Phantom limb pain is a type of neuropathic pain. This means that the pain is being caused not by a real injury but by a malfunction of the nervous system. Neuropathic pain is often described as having a burning or shooting quality and may be associated with bothersome paraesthesias (unusual sensations such as tingling or pins and needles). The pain reported may also be similar to the pain in the limb prior to amputation.
The pain is generally intermittent in nature, with only a minority of patients experiencing constant pain. Phantom pain is usually felt in the distal (far) part of the missing limb; for example, in lower limb amputation, phantom pain is usually felt in the toes, ball and top of the foot, and ankle.
Some patients with phantom limb pain are reluctant to discuss their symptoms with their doctor for fear that they will be told the pain is “all in their head”. However, it is a well-recognised pain syndrome for which treatment is available, so it is important to mention any pain that may be experienced.

Clinical examination of phantom limb pain

It is important for the medical practitioner to examine the limb stump for complications such as infection, bone spurs, or skin problems which may be contributing to the sensation of phantom limb pain.

Prognosis of phantom limb pain

The probable outcome of phantom limb pain is poorly understood. It is thought that phantom limb pain reduces or vanishes in most cases in the two years following amputation. However, persistent phantom limb pain may occur in approximately 5% of amputees. Even in these persistent cases, the pain usually becomes less severe over time.

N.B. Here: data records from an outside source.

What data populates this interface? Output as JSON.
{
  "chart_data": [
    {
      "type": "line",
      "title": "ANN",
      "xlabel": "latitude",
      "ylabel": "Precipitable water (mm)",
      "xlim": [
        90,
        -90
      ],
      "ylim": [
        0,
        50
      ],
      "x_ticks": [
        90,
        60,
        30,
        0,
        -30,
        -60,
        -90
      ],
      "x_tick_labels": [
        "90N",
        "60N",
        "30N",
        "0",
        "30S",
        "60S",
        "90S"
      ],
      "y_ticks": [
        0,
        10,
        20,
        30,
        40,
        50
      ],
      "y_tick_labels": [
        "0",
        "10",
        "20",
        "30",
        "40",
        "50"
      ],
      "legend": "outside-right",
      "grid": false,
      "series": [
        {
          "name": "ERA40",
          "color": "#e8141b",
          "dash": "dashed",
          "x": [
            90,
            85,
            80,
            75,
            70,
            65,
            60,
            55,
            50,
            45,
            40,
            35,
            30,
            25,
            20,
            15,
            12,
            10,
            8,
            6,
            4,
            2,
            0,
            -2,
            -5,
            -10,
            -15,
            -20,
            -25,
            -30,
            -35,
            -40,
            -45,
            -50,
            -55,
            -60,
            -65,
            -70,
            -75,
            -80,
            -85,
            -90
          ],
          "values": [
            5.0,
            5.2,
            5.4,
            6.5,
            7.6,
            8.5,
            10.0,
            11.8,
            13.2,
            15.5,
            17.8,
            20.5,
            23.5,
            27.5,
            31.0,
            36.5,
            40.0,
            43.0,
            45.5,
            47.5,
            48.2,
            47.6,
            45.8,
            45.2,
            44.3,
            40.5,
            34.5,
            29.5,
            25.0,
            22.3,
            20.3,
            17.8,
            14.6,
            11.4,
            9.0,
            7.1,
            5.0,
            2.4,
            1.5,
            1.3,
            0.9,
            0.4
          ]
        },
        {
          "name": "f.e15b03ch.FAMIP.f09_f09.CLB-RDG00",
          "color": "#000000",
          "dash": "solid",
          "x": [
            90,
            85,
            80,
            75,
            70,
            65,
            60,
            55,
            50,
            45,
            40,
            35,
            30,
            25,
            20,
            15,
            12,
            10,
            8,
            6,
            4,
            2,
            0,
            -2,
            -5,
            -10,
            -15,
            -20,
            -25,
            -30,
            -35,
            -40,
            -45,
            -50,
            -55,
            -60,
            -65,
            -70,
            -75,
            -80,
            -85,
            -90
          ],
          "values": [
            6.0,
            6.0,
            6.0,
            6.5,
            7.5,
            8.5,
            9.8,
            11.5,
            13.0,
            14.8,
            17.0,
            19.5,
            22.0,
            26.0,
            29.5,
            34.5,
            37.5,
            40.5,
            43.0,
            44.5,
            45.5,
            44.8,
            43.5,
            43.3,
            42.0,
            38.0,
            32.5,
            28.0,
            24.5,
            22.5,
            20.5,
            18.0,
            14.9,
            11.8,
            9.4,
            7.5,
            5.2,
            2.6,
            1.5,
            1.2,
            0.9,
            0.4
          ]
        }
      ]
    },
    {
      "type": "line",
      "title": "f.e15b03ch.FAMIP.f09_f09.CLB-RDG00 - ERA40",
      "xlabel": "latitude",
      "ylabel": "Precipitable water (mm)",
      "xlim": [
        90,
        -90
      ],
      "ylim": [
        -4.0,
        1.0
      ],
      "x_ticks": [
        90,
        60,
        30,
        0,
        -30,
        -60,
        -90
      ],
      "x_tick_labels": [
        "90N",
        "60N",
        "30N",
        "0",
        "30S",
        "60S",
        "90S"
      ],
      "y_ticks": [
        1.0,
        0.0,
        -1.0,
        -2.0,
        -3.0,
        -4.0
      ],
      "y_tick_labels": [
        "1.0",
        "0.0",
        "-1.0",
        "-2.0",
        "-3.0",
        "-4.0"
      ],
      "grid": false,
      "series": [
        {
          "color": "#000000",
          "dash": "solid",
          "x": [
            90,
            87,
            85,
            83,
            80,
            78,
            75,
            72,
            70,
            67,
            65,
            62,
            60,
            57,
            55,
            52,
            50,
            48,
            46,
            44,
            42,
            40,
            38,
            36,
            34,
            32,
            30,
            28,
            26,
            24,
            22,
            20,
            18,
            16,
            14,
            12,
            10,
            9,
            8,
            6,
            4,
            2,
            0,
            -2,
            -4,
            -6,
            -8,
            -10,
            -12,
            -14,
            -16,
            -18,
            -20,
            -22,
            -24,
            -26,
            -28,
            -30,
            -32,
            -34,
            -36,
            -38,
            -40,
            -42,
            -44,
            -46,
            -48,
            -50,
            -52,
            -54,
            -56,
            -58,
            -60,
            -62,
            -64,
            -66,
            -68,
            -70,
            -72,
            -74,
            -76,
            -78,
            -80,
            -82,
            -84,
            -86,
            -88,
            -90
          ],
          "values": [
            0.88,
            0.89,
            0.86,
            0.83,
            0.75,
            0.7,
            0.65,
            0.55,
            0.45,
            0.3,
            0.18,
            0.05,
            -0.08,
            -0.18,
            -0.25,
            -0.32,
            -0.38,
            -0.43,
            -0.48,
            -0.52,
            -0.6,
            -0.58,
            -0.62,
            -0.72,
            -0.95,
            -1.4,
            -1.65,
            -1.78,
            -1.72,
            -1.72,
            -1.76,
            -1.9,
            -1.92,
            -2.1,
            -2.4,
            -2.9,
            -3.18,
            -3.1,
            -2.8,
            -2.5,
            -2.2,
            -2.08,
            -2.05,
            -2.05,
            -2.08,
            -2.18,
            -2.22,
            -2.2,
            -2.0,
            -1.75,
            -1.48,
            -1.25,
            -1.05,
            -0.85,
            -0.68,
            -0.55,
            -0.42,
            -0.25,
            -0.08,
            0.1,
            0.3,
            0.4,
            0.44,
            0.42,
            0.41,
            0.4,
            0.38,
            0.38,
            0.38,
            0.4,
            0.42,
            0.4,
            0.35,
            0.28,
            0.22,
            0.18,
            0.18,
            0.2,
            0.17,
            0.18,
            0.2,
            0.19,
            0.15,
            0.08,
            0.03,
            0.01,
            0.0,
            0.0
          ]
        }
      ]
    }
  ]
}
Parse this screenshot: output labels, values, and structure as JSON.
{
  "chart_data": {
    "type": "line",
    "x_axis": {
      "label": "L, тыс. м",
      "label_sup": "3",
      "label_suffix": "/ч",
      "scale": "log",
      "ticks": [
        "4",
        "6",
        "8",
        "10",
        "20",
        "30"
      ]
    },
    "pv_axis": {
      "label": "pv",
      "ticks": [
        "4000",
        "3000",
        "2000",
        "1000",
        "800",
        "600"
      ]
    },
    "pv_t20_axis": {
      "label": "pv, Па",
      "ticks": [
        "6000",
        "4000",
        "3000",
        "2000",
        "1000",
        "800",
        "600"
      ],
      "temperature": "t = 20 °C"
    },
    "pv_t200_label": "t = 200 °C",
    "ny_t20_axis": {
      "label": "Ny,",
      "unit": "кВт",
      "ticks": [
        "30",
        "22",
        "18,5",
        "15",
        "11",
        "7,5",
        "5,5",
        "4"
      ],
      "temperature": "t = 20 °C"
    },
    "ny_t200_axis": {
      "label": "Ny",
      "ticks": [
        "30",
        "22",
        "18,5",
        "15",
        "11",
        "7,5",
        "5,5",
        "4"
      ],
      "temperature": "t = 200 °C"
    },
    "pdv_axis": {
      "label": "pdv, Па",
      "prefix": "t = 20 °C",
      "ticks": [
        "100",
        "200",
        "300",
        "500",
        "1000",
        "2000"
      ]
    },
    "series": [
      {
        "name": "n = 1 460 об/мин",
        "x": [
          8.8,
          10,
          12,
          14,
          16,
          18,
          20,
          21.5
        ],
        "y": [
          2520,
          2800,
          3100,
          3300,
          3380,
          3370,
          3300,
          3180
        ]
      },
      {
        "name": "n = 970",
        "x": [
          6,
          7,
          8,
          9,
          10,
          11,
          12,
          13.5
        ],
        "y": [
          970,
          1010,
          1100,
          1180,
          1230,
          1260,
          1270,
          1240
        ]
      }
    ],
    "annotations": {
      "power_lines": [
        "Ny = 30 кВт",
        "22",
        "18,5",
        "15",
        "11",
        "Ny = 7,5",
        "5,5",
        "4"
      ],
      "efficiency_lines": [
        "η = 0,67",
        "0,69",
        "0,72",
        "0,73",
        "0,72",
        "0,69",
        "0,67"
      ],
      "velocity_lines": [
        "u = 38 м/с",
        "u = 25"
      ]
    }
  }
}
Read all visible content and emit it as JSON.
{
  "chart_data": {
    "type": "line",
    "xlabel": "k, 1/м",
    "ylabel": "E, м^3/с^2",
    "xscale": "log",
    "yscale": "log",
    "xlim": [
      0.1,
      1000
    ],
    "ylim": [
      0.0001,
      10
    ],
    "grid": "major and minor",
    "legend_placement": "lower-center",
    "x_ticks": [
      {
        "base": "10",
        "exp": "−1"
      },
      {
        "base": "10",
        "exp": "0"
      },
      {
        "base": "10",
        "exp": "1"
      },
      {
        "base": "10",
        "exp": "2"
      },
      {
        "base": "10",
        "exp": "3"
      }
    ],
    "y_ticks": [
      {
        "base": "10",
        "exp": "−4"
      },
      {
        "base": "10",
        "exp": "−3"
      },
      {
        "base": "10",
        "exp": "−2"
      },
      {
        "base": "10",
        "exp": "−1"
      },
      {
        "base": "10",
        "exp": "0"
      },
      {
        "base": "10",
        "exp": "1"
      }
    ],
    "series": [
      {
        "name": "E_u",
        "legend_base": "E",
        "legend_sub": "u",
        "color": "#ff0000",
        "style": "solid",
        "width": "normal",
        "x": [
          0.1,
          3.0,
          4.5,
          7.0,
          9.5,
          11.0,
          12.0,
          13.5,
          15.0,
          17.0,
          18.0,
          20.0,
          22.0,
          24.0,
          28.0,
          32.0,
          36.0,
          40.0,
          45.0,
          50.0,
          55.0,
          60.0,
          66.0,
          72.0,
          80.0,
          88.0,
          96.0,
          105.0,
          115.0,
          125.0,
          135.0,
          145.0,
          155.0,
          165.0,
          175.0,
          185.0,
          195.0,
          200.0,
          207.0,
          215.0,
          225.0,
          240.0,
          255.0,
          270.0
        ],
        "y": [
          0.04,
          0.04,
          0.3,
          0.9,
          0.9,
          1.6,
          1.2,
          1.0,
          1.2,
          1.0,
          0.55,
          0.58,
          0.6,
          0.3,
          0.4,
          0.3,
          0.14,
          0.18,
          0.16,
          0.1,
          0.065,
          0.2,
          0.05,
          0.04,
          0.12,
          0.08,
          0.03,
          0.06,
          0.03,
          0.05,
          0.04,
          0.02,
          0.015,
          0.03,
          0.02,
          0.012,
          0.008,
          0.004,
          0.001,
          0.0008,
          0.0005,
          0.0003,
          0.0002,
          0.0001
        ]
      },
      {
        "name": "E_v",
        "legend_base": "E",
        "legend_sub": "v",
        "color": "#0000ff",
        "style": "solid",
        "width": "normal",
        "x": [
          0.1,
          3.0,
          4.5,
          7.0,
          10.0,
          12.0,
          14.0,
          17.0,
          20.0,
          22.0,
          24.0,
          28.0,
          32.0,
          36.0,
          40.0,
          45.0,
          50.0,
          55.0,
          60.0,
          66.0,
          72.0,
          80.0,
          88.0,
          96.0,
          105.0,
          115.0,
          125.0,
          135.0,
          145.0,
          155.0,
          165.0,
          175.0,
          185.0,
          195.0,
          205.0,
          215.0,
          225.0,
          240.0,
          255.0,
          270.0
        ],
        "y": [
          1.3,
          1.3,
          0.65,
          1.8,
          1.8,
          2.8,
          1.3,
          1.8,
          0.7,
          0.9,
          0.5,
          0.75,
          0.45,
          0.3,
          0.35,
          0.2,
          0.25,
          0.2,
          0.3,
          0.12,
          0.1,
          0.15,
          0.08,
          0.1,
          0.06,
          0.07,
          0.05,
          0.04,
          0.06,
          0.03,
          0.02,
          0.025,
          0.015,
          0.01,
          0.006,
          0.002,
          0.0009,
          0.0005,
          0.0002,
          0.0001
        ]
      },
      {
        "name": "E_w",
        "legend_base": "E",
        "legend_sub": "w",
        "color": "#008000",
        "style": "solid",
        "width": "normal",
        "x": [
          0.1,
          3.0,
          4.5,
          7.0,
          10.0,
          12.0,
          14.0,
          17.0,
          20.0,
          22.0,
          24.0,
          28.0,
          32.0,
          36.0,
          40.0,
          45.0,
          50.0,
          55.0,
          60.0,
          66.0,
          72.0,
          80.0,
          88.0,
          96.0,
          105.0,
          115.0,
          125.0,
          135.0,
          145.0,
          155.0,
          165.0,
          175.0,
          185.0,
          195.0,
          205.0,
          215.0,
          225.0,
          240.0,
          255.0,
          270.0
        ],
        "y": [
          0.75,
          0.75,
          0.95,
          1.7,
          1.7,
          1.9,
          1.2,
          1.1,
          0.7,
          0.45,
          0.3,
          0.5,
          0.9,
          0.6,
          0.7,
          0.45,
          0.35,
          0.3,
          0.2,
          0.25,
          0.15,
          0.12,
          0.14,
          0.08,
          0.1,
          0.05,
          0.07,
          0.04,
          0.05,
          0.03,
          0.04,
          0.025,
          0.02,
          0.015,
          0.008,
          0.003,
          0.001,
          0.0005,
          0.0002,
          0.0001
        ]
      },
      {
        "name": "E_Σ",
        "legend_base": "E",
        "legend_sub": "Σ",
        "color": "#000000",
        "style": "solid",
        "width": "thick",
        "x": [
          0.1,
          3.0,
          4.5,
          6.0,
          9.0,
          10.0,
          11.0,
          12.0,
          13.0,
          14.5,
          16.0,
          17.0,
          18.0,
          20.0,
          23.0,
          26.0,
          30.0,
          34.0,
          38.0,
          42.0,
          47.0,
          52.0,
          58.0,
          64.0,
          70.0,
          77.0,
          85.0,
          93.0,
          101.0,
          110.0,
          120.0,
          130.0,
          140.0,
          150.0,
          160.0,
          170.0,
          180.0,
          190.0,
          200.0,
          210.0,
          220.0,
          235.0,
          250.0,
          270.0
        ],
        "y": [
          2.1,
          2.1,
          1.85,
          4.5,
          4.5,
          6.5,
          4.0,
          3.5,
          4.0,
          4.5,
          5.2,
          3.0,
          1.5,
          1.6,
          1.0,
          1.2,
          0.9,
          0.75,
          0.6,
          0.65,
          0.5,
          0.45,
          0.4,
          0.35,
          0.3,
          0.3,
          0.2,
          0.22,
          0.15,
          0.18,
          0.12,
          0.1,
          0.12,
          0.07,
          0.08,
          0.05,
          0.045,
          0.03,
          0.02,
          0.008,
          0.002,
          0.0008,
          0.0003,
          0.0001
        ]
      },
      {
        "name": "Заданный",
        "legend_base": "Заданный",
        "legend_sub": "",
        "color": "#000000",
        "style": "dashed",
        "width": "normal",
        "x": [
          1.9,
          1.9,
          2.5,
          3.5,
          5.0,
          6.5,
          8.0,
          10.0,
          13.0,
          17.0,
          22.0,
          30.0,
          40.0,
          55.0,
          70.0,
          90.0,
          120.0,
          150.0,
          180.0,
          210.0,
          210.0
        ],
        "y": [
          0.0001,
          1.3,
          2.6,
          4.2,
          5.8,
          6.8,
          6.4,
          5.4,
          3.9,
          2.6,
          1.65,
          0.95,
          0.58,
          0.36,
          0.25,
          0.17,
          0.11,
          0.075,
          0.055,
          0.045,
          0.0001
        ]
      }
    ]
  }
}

How is phantom limb pain treated?

Phantom limb pain is often difficult to treat. There are several different types of treatment available, and a pain specialist is usually involved in the patient’s care to help coordinate pain management.  

Drug treatments

Simple analgesics such as paracetamol can be beneficial in some patients, but provide little pain relief in most. Opiate analgesia has been shown to be effective, but should be used with care in patients with chronic pain.
Anticonvulsants such as pregabalin (Lyrica) and gabapentin have proved beneficial in the treatment of other forms of neuropathic pain. It is suggested that these medications may also be effective for phantom limb pain, though further research is needed.
Tricyclic antidepressants such as amitriptyline are also known to be effective in the treatment of other forms of neuropathic pain, and may be tried in the management of phantom limb pain.
Calcitonin and ketamine have been shown to be effective for the reduction of phantom limb pain.

Non-drug therapies

In some patients, prosthesis revision can provide significant pain relief. Other techniques including acupuncture, heat and cold, ultrasound, massage and stump manipulation have been described in case reports. Transcutaneous electrical nerve stimulation (TENS) has been used with some success in the treatment of phantom limb pain.
Other techniques such as sympathetic nerve blockade and spinal cord stimulation have been used with inconsistent results. Prevention of phantom limb pain has also been attempted, with suggestions that preoperative epidural anaesthesia can reduce the incidence of phantom limb pain in the first few years following amputation.
Stump pain, which may trigger phantom limb pain, can be treated by identifying the trigger point on the stump and treating it locally.
All patients suffering from chronic pain are at increased risk of depression, and this should be identified and treated.